Class of 2022 medical student Prasanna Kumar had his significant other, Neha – also a graduating medical student, but at Rutgers Robert Wood Johnson Medical School in New Jersey – at his side when they both announce their couples match. The pair met through a chemistry course as undergraduates at the University of North Carolina at Chapel Hill. For Prasanna, who was raised in Santa Barbara, Calif., and Atlanta, Ga., a ninth grade sports medicine course sparked his interest in medical school and caring for patients. His interest grew in college when he volunteered with patients and families affected by developmental disorders. Both he and Neha have developed a passion for global health. In college, Neha studied in Chile and interacted with health care professionals, and through the Larner College of Medicine’s Global Health Program, Prasanna spent six weeks in the Dominican Republic. “[This] allowed me to understand and learn about another country’s healthcare system,” Prasanna says, adding that he also benefited from working with migrant farmworkers in rural Vermont as part of a team providing vaccinations and basic primary care. Neha has worked at Rutgers’ student-run Promise Clinic, which serves Spanish-speaking and uninsured patients, and with other communities in need. Prasanna and Neha will be doing residencies in emergency medicine and internal medicine, respectively, at Brown University/Rhode Island Hospital.
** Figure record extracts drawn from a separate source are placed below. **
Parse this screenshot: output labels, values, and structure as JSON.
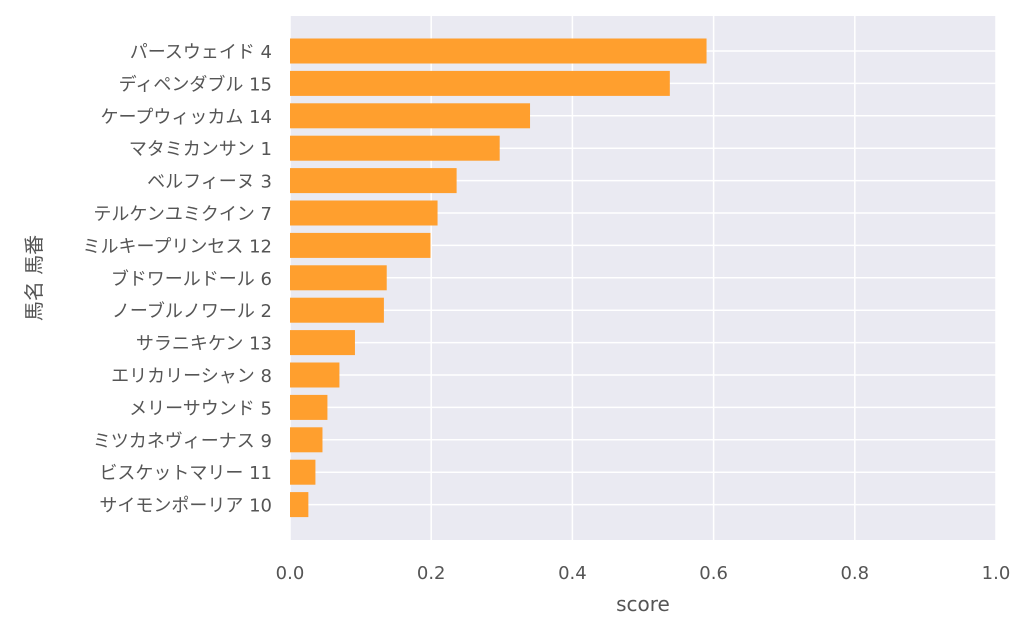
{
  "chart_data": {
    "type": "bar",
    "orientation": "horizontal",
    "title": "",
    "xlabel": "score",
    "ylabel": "馬名 馬番",
    "xlim": [
      0.0,
      1.0
    ],
    "xticks": [
      "0.0",
      "0.2",
      "0.4",
      "0.6",
      "0.8",
      "1.0"
    ],
    "grid": true,
    "legend": "none",
    "colors": {
      "bar": "#ff9f2e",
      "plot_background": "#eaeaf2",
      "grid": "#ffffff",
      "text": "#555555"
    },
    "categories": [
      "パースウェイド 4",
      "ディペンダブル 15",
      "ケープウィッカム 14",
      "マタミカンサン 1",
      "ベルフィーヌ 3",
      "テルケンユミクイン 7",
      "ミルキープリンセス 12",
      "ブドワールドール 6",
      "ノーブルノワール 2",
      "サラニキケン 13",
      "エリカリーシャン 8",
      "メリーサウンド 5",
      "ミツカネヴィーナス 9",
      "ビスケットマリー 11",
      "サイモンポーリア 10"
    ],
    "values": [
      0.59,
      0.538,
      0.34,
      0.297,
      0.236,
      0.209,
      0.199,
      0.137,
      0.133,
      0.092,
      0.07,
      0.053,
      0.046,
      0.036,
      0.026
    ]
  }
}
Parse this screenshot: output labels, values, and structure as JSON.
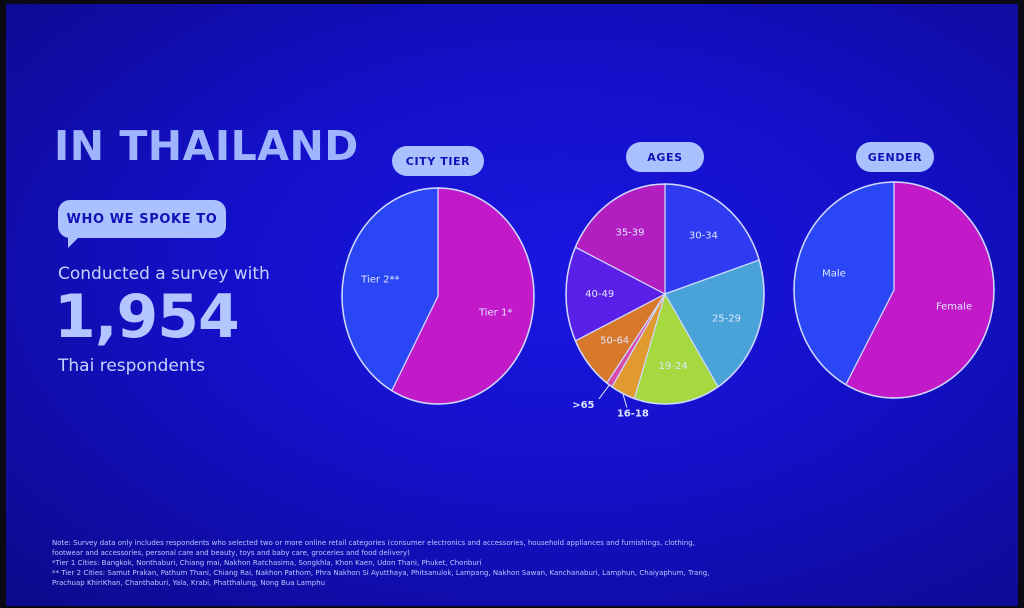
{
  "headline": "IN THAILAND",
  "who_we_spoke_to": "WHO WE SPOKE TO",
  "survey": {
    "intro": "Conducted a survey with",
    "count": "1,954",
    "outro": "Thai respondents"
  },
  "chart_data": [
    {
      "type": "pie",
      "title": "CITY TIER",
      "categories": [
        "Tier 1*",
        "Tier 2**"
      ],
      "values": [
        58,
        42
      ],
      "colors": [
        "#c21ac8",
        "#2b47f5"
      ]
    },
    {
      "type": "pie",
      "title": "AGES",
      "categories": [
        "30-34",
        "25-29",
        "19-24",
        "16-18",
        ">65",
        "50-64",
        "40-49",
        "35-39"
      ],
      "values": [
        20,
        21,
        14,
        4,
        1,
        8,
        14,
        18
      ],
      "colors": [
        "#2e3bf0",
        "#4aa3d8",
        "#a6d840",
        "#e09a30",
        "#d84aa8",
        "#d8782a",
        "#5a20e8",
        "#b21ec0"
      ]
    },
    {
      "type": "pie",
      "title": "GENDER",
      "categories": [
        "Female",
        "Male"
      ],
      "values": [
        58,
        42
      ],
      "colors": [
        "#c21ac8",
        "#2b47f5"
      ]
    }
  ],
  "notes": [
    "Note: Survey data only includes respondents who selected two or more online retail categories (consumer electronics and accessories, household appliances and furnishings, clothing, footwear and accessories, personal care and beauty, toys and baby care, groceries and food delivery)",
    "*Tier 1 Cities: Bangkok, Nonthaburi, Chiang mai, Nakhon Ratchasima, Songkhla, Khon Kaen, Udon Thani, Phuket, Chonburi",
    "** Tier 2 Cities: Samut Prakan, Pathum Thani, Chiang Rai, Nakhon Pathom, Phra Nakhon Si Ayutthaya, Phitsanulok, Lampang, Nakhon Sawan, Kanchanaburi, Lamphun, Chaiyaphum, Trang, Prachuap KhiriKhan, Chanthaburi, Yala, Krabi, Phatthalung, Nong Bua Lamphu"
  ]
}
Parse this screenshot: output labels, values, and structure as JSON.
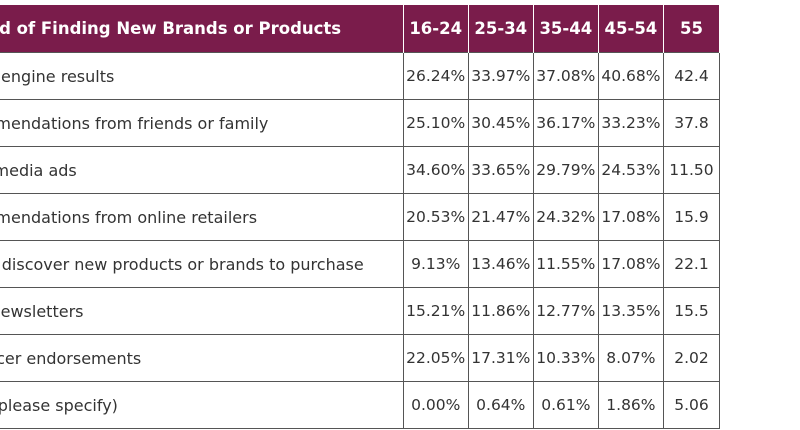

San Francisco, Calif.-area native Malla Keefe set her sights on a medical career after work experiences in clinic with patients with chronic pain, in clinical research, and as a scribe at University of California, San Francisco Medical Center. “I got to witness the unique intimacy of the patient-provider relationship and realized that was something special that I wanted to be a part of,” she says. Malla found her one-year-long clerkship at Hudson Headwaters Health Network in Glens Falls, N.Y. (a former clinical training site for Larner), to be the most influential experience of her medical school journey. “The long-term relationships with patients and preceptors, the practice environment, and the community are what led me to choose to pursue practicing rural family medicine,” she says. Malla and her partner, Jordan Munger, a UVM undergrad alum, native of Stow, Mass., who is also a member of the Larner Class of 2022, matched to family medicine and psychiatry residencies, respectively, in Boise, Idaho.  

Several UVM Larner College of Medicine students, including those in the military, learned of their residency match locations through early matches outside of the NRMP. Members of the Class of 2022 will receive their medical degrees on May 22, 2022.